The U.S. Food and Drug Administration (FDA) and the Association of American Feed Control Officials (AAFCO) announced that their Memorandum of Understanding (MOU) regarding FDA’s participation in the AAFCO feed ingredient definition process will not be renewed when it expires on Oct. 1, 2024.
For the past 17 years through the MOU (and informally before that time), FDA has provided scientific expertise related to the safety and utility of proposed feed ingredients submitted for approval within the AAFCO ingredient definition process.

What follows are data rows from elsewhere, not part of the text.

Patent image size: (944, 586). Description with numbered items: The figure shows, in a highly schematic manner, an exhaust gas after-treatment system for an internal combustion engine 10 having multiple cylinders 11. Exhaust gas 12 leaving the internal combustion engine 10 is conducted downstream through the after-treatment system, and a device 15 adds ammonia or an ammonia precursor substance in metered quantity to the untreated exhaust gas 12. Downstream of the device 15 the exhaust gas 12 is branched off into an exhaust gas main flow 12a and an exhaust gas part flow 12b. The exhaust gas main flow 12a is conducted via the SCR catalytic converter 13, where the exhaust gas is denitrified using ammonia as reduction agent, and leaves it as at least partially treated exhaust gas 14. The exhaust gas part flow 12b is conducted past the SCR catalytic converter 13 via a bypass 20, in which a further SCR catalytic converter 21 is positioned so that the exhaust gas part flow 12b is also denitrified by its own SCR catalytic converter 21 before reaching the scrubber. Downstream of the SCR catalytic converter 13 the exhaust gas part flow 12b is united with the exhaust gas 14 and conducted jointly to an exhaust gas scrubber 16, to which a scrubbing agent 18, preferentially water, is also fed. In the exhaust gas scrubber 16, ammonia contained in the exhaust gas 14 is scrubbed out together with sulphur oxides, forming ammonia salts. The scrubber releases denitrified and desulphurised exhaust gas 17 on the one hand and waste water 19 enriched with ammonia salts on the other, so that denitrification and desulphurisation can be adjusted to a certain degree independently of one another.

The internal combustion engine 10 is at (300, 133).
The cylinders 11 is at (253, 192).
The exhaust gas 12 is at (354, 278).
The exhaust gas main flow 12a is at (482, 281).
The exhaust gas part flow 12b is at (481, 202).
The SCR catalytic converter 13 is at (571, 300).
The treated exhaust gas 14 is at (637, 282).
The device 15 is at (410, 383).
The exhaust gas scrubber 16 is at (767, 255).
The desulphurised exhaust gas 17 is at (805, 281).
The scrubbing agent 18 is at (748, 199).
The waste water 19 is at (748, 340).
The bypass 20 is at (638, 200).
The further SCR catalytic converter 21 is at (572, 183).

FDA issued a notice today that it intends to publish a Request for Comments seeking public input on questions to help the agency re-evaluate its animal food pre-market programs. In addition, FDA intends to issue a CVM Update further detailing how the agency plans to handle the upcoming transition and providing detailed information about how stakeholders can provide input.

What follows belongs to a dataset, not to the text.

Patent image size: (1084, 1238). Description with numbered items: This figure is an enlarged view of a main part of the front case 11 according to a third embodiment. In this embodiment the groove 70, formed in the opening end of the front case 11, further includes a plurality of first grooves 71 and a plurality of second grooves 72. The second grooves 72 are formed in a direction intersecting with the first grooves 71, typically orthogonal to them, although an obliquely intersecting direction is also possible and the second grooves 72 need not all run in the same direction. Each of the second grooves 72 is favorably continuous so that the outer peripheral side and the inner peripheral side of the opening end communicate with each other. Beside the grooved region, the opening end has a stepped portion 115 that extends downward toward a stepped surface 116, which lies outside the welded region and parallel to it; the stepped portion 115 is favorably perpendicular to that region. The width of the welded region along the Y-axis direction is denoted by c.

FDA also confirmed that it intends to publish two draft guidance for the industry related to the feed ingredient approvals and how FDA will characterize AAFCO-defined ingredients moving forward: 1) Animal Food Ingredient Consultation; and 2) Food and Drug Administration Enforcement Policy for Association of American Feed Control Officials-Defined Animal Feed Ingredients.
In response to the end of the MOU, AAFCO is considering establishing a new ingredient definition process that would utilize an expert panel to provide the necessary scientific review of proposed ingredients. AAFCO intends to vote on this concept during the AAFCO Annual Meeting on Aug. 7-9.
NGFA issued the following statement today regarding the end of the MOU:
“NGFA has strongly supported the long-standing relationship between FDA and AAFCO to define animal feed ingredients. The FDA/AAFCO ingredient definition process utilized federal and state expertise, along with stakeholder input, to ensure the safety and utility of ingredients, thereby protecting animal health, the safety of animal-based foods consumed by humans, and public health. FDA’s participation within the AAFCO process has been effective and yielded a comprehensive list of ingredients that promote a common understanding and acceptance within the industry, FDA and state regulators, consumers, and global trade partners. The process also provided harmonization between state and federal regulatory authorities that is vital.
“NGFA is disappointed the Memorandum of Understanding (MOU) between FDA and AAFCO that facilitates their current partnership to define feed ingredients will not be renewed when it expires on Oct. 1, 2024. However, we look forward to engaging with both AAFCO and FDA regarding future ingredient approval processes that will support the U.S. animal food industry, facilitate innovation, ensure the safety and utility of ingredients, and protect public health.”